Burdo’s foods were a spellbinding delight, sugarplum fairies that flew into your mouth, fountains of chocolate and his turducken one-upped the owlbear by combining three creatures into one, raised purely for the eating. His garlic-chilli dire-chicken was to die for, and many did die in battle with dire chickens to ensure a steady supply for the high tables.

Then it all went wrong.

The wastage from uneaten food and continuous kitchen-spellcasting began to have side effects, trolls in the pantry, mutations in the wait-staff and then – most spectacularly – the emergence of an entirely new breed of beholder in the sewers beneath the kitchens.

Burdo quit in disgrace and fled to the south in a personal quest to explore as many dungeons and drive-ins, and dragons and dives as he could, providing the spoils to the people as an apology. His lost spellbook is said to be in the hands of a cakeholder and to contain a wealth of lost magic. These apocryphally include:

Splashback, Onion Ward, Chilli Touch, Pilot Light, Condiment Spray, Ray of Frosting, Disguise Food, Expeditious Service, Protection from Haute Cuisine, Food Coma, Unseen Sous-Chef, Enlarge/Shrink Portion, Melf’s Acid Reflux, Animate Food, Barbecue Ball, Leomund’s Tiny Kitchen, Appetising Cloud, Banish Calories, Control Lard, Leomund’s Secret Pantry, Wall of Cake, Create Omnomculous, Otto’s Irresistable Cookies, Finger of Fudge, Ramsey’s Harsh Power Word and Profiterole Swarm.

As to the cakeholders themselves, they continue to proliferate, a strange being made of your actual cake, layer upon layer of sponge, chocolate, jam, cream and berries, brought to some unholy life. An unsavoury beast, in every meaning of the word.

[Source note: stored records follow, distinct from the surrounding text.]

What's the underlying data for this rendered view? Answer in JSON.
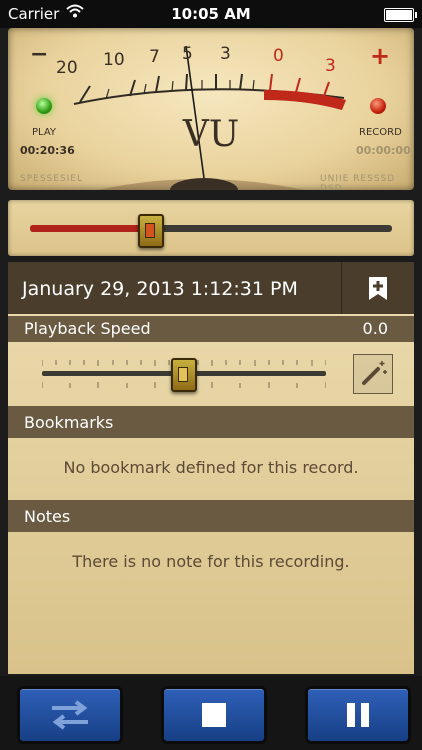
{
  "status_bar": {
    "carrier": "Carrier",
    "time": "10:05 AM",
    "battery_level": 1.0
  },
  "vu_meter": {
    "scale_labels": [
      "20",
      "10",
      "7",
      "5",
      "3",
      "0",
      "3"
    ],
    "minus_sign": "−",
    "plus_sign": "+",
    "vu_label": "VU",
    "play": {
      "label": "PLAY",
      "time": "00:20:36"
    },
    "record": {
      "label": "RECORD",
      "time": "00:00:00"
    },
    "brand_left": "SPESSESIEL",
    "brand_right": "UNIIE RESSSD DSD"
  },
  "playback_position": 0.33,
  "recording": {
    "date": "January 29, 2013 1:12:31 PM"
  },
  "playback_speed": {
    "label": "Playback Speed",
    "value": "0.0",
    "slider_position": 0.5
  },
  "bookmarks": {
    "title": "Bookmarks",
    "empty_text": "No bookmark defined for this record."
  },
  "notes": {
    "title": "Notes",
    "empty_text": "There is no note for this recording."
  },
  "toolbar": {
    "icons": [
      "shuffle-arrows-icon",
      "stop-icon",
      "pause-icon"
    ]
  },
  "colors": {
    "accent_red": "#c0281a",
    "button_blue": "#2458b0",
    "header_brown": "#4a3d2c"
  }
}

(Not to be confused with other sub-species such as the cupholder or the cuckolder)

Cakeholder
Large Aberration, lawful-delicious or delicious-evil
Armour Class: 16 (Natural Armour)
Hit Points: 180 (19d10+76)
Speed: 0 ft, fly 20 ft (hover)

Strength 10 (+0)
Dex 12 (+1)
Con 18 (+4)
Int 16 (+3)
Wis 15 (+2)
Cha 20 (+5)

Saving Throws: Int +8, Wis +7, Cha +10
Skills: Perception +7, Deception +10

Condition Immunities: Prone
Damage Resistances: Slashing, Piercing, Cold
Damage Vulnerabilities: Bite attacks and bludgeoning.

Senses: Darkvision 120 ft, Passive Perception 17 (Cakeholder’s cast dim light from their candles in a 10 ft radius)

Cakeholders have low-level telekinesis, enough to use kitchen equipment.

Language: Deep Speech, Undercommon, Baker’s Tongue

Challenge 13 (10,000 xp)

Ice Cream Cone: The cakeholder’s central eye creates an area of rich, creamy coolness in a 150 ft cone. At the start of each turn, any character within that cone must make a Constitution Save against a DC of 17 or suffer an ice cream headache (so long as they remain within the area). They are considered to be three levels of exhausted, and this adds on to any existing levels of exhaustion.

Actions
Bite: Despite rampant tooth decay, the cakeholder is still a formidable biter, their remaining teeth honed to razor edges on day-old bran muffins. Melee Weapon Attack: +4 to hit, Reach 5 ft, one target. Hit: 11 (3d6) piercing damage.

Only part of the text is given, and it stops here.